Convolutional Neural Networks-Demystified

Published in

Analytics Vidhya

8 min readSep 23, 2020

Artificial Intelligence has become very advance over the last decade. It has even shown close to human-level accuracy in some of the tasks like Image Classification and Object Detection.

There was a breakthrough back in 2012 in the field of Computer vision when Alex Krizhevsky and his fellow mates won the ImageNet competition. They built a convolution neural network architecture to solve the problem of image classification.

This was the beginning of a new era in Computer Vision and till now we have improvised and built several architectures like VGG16, VGG19, ResNet50, ResNet150 that solve computer vision problems with almost human-level accuracy. The Convolutional Neural network was the basis for all these architectures.

But what is this Convolution Neural Network and how does it work. I will be explaining it step by step in this article, But first of all, we need to have some basics like what is a neural network in the first place and how is it different from a Convolution Neural Network(CNN)

What is a Neural Network?

At a very high-level Neural network is a kind of architecture of neurons that can learn the relationship between the input and the output. The input can be pixels of the image and the output can be what class does the image belongs to like Dogs or Cats. If you want to read more about Neural Networks, You can check out my previous blog on Neural Networks here.

Why Convolution Neural Networks over traditional approaches?

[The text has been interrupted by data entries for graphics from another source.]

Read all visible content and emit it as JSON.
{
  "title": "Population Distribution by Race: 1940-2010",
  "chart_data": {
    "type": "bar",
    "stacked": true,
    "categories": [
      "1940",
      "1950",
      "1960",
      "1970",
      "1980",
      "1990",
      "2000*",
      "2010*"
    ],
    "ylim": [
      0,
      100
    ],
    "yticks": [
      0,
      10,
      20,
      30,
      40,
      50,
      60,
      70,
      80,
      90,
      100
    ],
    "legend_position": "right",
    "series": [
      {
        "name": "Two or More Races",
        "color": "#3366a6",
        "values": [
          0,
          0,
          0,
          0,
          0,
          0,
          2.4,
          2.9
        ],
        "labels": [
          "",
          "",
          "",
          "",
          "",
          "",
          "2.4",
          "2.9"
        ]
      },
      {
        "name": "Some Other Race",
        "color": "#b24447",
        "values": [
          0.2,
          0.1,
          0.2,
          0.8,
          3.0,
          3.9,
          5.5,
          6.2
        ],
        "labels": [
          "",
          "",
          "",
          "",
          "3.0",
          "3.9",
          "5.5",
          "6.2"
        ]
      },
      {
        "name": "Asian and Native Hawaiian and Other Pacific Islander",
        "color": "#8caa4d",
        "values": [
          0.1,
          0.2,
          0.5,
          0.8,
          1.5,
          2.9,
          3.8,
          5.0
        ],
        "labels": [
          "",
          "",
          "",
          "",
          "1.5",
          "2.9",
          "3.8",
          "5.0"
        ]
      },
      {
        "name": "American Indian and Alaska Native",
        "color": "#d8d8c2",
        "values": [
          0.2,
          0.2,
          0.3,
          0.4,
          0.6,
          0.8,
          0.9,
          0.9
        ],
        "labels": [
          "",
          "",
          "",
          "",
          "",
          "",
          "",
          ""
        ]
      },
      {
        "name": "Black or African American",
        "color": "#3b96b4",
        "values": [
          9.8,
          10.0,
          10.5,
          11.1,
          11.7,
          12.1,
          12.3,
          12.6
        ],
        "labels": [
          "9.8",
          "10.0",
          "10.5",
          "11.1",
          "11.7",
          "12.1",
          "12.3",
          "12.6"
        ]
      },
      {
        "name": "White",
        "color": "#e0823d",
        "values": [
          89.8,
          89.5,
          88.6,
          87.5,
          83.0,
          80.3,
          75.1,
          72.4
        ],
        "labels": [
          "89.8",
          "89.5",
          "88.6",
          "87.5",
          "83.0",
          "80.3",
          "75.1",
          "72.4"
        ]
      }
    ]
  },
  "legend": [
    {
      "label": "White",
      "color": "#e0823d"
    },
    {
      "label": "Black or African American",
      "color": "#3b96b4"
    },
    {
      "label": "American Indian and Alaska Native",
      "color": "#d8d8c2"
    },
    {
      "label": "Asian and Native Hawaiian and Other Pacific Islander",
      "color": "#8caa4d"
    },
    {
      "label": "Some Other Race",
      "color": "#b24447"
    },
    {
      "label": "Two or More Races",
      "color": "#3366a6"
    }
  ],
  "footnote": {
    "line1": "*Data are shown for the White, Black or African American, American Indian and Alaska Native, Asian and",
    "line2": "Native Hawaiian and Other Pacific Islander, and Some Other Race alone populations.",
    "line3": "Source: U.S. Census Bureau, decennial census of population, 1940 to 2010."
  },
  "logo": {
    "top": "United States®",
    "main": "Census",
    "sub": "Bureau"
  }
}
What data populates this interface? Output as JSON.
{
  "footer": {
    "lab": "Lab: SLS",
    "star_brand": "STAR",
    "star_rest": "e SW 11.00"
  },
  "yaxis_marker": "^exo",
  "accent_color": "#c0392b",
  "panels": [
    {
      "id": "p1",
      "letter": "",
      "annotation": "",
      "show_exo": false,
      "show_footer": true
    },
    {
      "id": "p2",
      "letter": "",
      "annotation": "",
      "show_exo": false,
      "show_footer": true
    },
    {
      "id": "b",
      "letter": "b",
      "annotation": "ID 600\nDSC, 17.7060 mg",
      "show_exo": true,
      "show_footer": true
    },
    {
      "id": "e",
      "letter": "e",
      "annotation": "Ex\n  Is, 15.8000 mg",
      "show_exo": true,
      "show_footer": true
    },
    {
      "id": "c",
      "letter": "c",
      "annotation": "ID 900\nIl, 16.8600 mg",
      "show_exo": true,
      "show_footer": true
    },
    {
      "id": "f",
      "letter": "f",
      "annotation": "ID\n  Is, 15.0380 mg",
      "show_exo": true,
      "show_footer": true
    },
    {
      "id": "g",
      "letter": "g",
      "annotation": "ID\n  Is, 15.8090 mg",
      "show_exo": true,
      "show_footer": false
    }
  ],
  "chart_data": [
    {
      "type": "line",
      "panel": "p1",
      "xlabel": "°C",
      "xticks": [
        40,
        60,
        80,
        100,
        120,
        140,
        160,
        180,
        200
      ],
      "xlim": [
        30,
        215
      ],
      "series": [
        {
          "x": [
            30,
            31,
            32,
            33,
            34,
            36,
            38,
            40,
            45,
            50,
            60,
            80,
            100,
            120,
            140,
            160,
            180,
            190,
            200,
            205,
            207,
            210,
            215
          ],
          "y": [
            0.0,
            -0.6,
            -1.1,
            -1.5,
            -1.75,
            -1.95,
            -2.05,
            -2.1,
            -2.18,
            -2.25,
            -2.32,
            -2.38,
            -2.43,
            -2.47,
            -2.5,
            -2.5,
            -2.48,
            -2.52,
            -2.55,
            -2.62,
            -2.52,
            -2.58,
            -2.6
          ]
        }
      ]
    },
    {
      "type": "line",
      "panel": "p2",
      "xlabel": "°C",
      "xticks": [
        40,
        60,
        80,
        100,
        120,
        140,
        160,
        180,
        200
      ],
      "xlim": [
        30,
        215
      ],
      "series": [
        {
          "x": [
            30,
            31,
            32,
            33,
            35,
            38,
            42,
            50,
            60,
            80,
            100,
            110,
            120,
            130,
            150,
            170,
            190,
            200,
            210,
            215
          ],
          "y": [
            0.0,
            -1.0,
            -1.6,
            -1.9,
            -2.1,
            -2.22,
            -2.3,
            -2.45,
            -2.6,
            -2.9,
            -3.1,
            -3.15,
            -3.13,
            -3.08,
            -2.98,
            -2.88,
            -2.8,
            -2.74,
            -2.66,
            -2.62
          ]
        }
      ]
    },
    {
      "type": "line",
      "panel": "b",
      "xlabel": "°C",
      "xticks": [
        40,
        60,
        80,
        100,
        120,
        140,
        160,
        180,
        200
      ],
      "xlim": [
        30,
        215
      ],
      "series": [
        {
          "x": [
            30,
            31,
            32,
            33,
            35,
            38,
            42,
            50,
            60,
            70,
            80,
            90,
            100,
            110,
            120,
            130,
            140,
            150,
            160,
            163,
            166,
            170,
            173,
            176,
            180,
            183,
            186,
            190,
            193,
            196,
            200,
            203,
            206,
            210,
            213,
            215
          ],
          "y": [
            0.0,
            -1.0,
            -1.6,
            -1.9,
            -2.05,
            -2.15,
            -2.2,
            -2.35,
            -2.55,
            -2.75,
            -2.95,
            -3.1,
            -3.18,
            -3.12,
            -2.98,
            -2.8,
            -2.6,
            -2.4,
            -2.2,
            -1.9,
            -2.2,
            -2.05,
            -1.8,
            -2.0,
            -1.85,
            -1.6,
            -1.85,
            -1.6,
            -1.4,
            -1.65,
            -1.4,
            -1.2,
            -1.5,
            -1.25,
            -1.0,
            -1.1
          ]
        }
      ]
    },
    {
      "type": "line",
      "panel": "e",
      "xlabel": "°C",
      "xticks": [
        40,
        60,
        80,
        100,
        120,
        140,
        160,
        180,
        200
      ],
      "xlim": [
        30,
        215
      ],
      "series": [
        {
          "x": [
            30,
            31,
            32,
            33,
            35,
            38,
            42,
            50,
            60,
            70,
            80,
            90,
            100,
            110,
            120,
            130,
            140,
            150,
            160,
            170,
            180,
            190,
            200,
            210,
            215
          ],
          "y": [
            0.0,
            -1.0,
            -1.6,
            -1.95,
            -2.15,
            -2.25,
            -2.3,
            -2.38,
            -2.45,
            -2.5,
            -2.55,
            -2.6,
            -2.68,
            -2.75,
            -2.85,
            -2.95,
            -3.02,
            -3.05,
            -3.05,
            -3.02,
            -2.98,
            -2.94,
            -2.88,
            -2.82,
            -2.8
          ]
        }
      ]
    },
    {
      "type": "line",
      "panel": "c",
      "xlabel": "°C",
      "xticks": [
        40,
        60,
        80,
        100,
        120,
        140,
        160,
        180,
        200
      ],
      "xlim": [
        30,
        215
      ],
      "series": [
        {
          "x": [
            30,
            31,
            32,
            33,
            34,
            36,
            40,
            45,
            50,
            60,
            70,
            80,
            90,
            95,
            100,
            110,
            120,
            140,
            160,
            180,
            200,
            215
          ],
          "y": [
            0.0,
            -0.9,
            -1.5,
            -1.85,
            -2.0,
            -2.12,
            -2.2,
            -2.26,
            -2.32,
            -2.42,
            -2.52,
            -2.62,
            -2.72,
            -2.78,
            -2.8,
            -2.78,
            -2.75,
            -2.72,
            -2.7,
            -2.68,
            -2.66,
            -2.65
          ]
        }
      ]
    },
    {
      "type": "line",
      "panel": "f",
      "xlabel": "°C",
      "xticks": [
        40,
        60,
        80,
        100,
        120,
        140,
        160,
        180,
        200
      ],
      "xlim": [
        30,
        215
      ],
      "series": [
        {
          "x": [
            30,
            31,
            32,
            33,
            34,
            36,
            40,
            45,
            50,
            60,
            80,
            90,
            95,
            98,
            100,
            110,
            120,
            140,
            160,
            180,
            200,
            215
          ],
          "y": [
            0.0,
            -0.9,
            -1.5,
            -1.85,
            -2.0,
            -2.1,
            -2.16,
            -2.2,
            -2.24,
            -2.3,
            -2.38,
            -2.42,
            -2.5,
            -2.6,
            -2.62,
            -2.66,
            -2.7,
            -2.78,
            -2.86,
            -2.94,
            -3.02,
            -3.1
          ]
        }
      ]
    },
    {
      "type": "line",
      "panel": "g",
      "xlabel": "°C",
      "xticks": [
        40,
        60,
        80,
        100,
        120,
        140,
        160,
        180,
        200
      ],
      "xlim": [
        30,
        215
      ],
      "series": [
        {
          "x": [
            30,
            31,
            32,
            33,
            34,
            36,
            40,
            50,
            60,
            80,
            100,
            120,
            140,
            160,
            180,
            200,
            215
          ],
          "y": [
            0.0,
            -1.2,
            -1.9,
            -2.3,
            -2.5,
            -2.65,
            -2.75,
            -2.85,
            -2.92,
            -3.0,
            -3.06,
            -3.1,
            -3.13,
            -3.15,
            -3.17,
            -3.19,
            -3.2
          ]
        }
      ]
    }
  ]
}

There were some traditional approaches to solve the problems with images like Machine learning algorithms using feature engineerings like Template matching and Unitary Image transforms. They were the go-to ideas for image-related problems like face detection, Face Recognition, Image classification, or object detection. But all of these approaches were based on hand-coded features and when you would feed these features into a machine learning algorithm, they would not generalize it for a wider dataset. Thus they would not work in an actual world.

How is Convolution Neural Network better than Traditional Approaches?

The CNN networks take input as an image and try to extract features from it instead of hand-coded features so it has more flexibility to learn the features.

The Artificial Neural network (ANN) takes input as all the features and tries to learn a function between all the input features and the outputs.

In this case, our input features are image raw pixels that might not have a good relationship with the outputs, So if we directly use an ANN for a task like an image classification it would consider all the pixels as features and run into a problem called the curse of dimensionality.

But if we use CNN it would first try to extract features from the image using a weight matrix called filter and then create a map of features that are generally known as a feature map. Then this feature map would be passed onto ANN or Dense layers of the network which would make a prediction.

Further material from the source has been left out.